### Importing Libraries

In [None]:
from pyspark.sql import SparkSession
from pyspark.sql import functions as F
from pyspark.sql.window import Window

from pyspark.ml.feature import VectorAssembler, StringIndexer
from pyspark.ml.classification import RandomForestClassifier
from pyspark.ml import Pipeline
from pyspark.ml.evaluation import BinaryClassificationEvaluator, MulticlassClassificationEvaluator
from pyspark.sql.types import DoubleType
from geopy.distance import geodesic

### Initializing Spark

In [None]:
spark = SparkSession.builder \
    .appName("FraudDetection") \
    .config("spark.executor.memory", "8g") \
    .config("spark.driver.memory", "4g") \
    .getOrCreate()

df = spark.read.csv(r"D:\Data Science\Big Data Technology\Project\Streaming-Fraud-Detection\Streaming-Fraud-Detection\data\raw\fraudTrain.csv", header=True, inferSchema=True)
df.printSchema()

In [None]:
df.show(5)

### Feature Engineering

In [None]:
# Calculate the distance use UDF
def calculate_distance(lat1, lon1, lat2, lon2):
    return geodesic((lat1, lon1), (lat2, lon2)).km

In [None]:
distance_udf = F.udf(calculate_distance, DoubleType())

In [None]:
df = df.withColumn("distance", distance_udf("lat", "long", "merch_lat", "merch_long"))

In [None]:
df.show(5)

In [None]:
# Transforming the transaction date to datetime
df = df.withColumn("trans_date", F.to_timestamp("trans_date_trans_time")) \
       .withColumn("hour", F.hour("trans_date")) \
       .withColumn("day_of_week", F.dayofweek("trans_date")) \
       .withColumn("month", F.month("trans_date")) \
       .withColumn("age", F.year("trans_date") - F.year("dob"))

In [None]:
# Drop unnecessary columns for modeling in Spark
df = df.drop('first', 'last', 'street', 'city', 'state', 'zip', 'trans_num')

In [None]:
# Amount vs average amount by category
windowSpec = Window.partitionBy('category')

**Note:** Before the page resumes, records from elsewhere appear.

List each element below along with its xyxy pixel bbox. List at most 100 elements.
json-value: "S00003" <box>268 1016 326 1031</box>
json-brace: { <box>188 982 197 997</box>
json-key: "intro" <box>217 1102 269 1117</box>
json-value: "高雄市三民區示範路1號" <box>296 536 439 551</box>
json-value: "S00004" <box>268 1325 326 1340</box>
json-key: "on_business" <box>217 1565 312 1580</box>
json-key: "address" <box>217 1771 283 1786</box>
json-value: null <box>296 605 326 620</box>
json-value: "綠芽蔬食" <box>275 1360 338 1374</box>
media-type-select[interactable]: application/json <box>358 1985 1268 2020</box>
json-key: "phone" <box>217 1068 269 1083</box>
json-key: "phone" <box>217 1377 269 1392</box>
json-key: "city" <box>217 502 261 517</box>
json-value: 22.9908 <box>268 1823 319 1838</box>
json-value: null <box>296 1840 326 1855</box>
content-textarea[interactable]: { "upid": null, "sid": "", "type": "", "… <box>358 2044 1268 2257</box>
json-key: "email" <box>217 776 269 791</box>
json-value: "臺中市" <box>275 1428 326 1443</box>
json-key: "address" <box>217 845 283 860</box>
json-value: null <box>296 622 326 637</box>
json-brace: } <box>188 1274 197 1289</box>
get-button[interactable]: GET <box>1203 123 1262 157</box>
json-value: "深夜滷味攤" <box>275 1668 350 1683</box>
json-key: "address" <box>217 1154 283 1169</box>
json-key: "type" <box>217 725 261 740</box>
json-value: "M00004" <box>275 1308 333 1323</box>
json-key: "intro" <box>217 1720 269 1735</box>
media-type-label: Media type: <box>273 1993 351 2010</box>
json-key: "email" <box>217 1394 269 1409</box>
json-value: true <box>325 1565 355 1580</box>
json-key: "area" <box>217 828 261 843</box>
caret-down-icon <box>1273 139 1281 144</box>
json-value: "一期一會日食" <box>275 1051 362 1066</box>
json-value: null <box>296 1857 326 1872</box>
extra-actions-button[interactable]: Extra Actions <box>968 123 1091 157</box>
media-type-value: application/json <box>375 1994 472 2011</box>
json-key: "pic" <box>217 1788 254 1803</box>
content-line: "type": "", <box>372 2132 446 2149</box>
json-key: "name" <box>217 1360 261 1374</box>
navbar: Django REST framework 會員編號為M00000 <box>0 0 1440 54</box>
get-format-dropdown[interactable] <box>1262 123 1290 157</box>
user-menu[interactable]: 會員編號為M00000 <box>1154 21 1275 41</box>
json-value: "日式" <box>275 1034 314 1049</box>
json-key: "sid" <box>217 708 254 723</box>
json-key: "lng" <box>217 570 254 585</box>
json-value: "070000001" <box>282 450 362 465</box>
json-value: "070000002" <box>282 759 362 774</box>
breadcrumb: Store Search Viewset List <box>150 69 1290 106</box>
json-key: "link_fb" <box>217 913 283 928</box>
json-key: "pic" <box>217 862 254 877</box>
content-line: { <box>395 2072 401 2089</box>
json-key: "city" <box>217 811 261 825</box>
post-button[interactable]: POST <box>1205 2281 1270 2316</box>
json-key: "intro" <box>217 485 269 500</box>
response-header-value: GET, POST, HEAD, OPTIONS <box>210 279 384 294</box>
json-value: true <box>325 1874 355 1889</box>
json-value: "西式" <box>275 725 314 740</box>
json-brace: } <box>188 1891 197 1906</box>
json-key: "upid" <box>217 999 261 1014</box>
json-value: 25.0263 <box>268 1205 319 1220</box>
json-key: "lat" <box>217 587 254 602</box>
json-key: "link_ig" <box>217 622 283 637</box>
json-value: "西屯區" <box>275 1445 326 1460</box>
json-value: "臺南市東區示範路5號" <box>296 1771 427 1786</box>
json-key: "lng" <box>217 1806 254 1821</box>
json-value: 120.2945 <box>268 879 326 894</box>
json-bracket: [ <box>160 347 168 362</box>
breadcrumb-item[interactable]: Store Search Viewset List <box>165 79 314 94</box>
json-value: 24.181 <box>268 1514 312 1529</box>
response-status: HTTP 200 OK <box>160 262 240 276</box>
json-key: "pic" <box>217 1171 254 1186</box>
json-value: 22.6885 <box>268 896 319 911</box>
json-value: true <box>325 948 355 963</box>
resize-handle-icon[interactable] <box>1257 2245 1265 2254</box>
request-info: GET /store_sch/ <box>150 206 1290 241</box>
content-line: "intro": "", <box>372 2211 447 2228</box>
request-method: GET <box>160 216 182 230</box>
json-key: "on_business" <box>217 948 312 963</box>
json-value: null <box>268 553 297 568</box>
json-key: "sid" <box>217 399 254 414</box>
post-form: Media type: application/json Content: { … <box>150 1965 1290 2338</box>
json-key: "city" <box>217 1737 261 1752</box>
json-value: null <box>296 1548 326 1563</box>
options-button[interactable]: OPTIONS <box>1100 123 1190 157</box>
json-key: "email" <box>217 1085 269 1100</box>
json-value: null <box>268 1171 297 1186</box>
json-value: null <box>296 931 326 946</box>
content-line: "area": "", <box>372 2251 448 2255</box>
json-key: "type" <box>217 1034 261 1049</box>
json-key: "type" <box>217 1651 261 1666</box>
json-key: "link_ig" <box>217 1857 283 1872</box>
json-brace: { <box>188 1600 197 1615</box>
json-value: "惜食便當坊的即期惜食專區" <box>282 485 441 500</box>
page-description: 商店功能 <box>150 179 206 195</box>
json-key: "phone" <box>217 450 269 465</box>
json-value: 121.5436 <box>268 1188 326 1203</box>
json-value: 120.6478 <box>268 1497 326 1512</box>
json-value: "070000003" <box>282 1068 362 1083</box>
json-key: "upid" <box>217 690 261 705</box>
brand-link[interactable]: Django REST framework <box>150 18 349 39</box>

# Calculate amt_vs_category_avg
df = df.withColumn(
    'amt_vs_category_avg',
    F.col('amt') / F.avg('amt').over(windowSpec)
)

In [None]:
print(df.columns)

### Data Processing

##### Encoding object columns

In [None]:
categorical_cols = ["merchant", "category", "gender", "job"]
indexers = [StringIndexer(inputCol=col, outputCol=col+"_index") for col in categorical_cols]

### 2. Splitting Data intro Training and Testing sets

In [None]:
def train_test_split(df, test_size=0.2):
    # Shuffle the dataframe
    df = df.sample(frac=1, random_state=42).reset_index(drop=True)
    
    # Calculate the number of test samples
    test_count = int(len(df) * test_size)
    
    # Split the dataframe
    df_train = df[:-test_count]
    df_test = df[-test_count:]
    
    return df_train, df_test

# Perform the split
df_train, df_test = train_test_split(df, test_size=0.2)

# Display the shapes of the resulting dataframes
print(f"Training set shape: {df_train.shape}")
print(f"Testing set shape: {df_test.shape}")

In [None]:
feature_cols = [col for col in df.columns if col not in ["trans_date_trans_time", "is_fraud"]]
target_col = "is_fraud"

In [None]:
X_train = df_train[feature_cols]
y_train = df_train[target_col]

X_test = df_test[feature_cols]
y_test = df_test[target_col]

### 3. OverSampling (Process Imbalanced Data)

The rule of thumb is: never mess up with your test set. Always split into test and train sets BEFORE trying oversampling/undersampling techniques!

Oversampling before splitting the data can allow the exact same observations to be present in both the test and train sets. This can allow model to simply memorize specific data points and cause overfitting and poor generalization to the test data. Data leakage can cause you to create overly optimistic if not completely invalid predictive models.

![](https://dataaspirant.com/wp-content/uploads/2020/08/10-oversampling.png)
Picture Credit: https://dataaspirant.com

In [None]:
from imblearn.over_sampling import SMOTE

smote = SMOTE(random_state=0)
X_train_smote, y_train_smote = smote.fit_resample(X_train, y_train)
print('Feature/label dataset for training before applying SMOTE: ', X_train.shape, y_train.shape)
print('Feature/label dataset for training after applying SMOTE: ', X_train_smote.shape, y_train_smote.shape)
print('Distribution of label values after applying SMOTE:\n',pd.Series(y_train_smote).value_counts())

# VI. Building Model (Spark ML)

In [None]:
# Initialize Spark session
spark = SparkSession.builder.appName("Streaming Fraud Detection") \
        .config("spark.executor.memory", "16g").config("spark.executor.cores", "4") \
        .config("spark.task.cpus", "1").config("spark.driver.memory", "8g") \
        .config("spark.driver.cores", "4").config("spark.executor.resource.gpu.amount", "1") \
        .config("spark.executor.resource.gpu.discoveryScript", "/usr/bin/nvidia-smi") \
        .config("spark.rapids.sql.enabled", "true") \
        .config("spark.rapids.memory.pinnedPool.size", "2G") \
        .config("spark.sql.shuffle.partitions", "200") \
        .getOrCreate()

In [None]:
pandas_df = pd.DataFrame(X_train_smote, columns=X_train.columns)
pandas_df['is_fraud'] = y_train_smote

In [None]:
pandas_df.head()

In [None]:
pandas_df.info()

In [None]:
spark_df = spark.createDataFrame(pandas_df)

In [None]:
feature_cols = [col for col in spark_df.columns if col != "is_fraud"]
assembler = VectorAssembler(inputCols=feature_cols, outputCol="features")

spark_df = assembler.transform(spark_df).select("features", "label")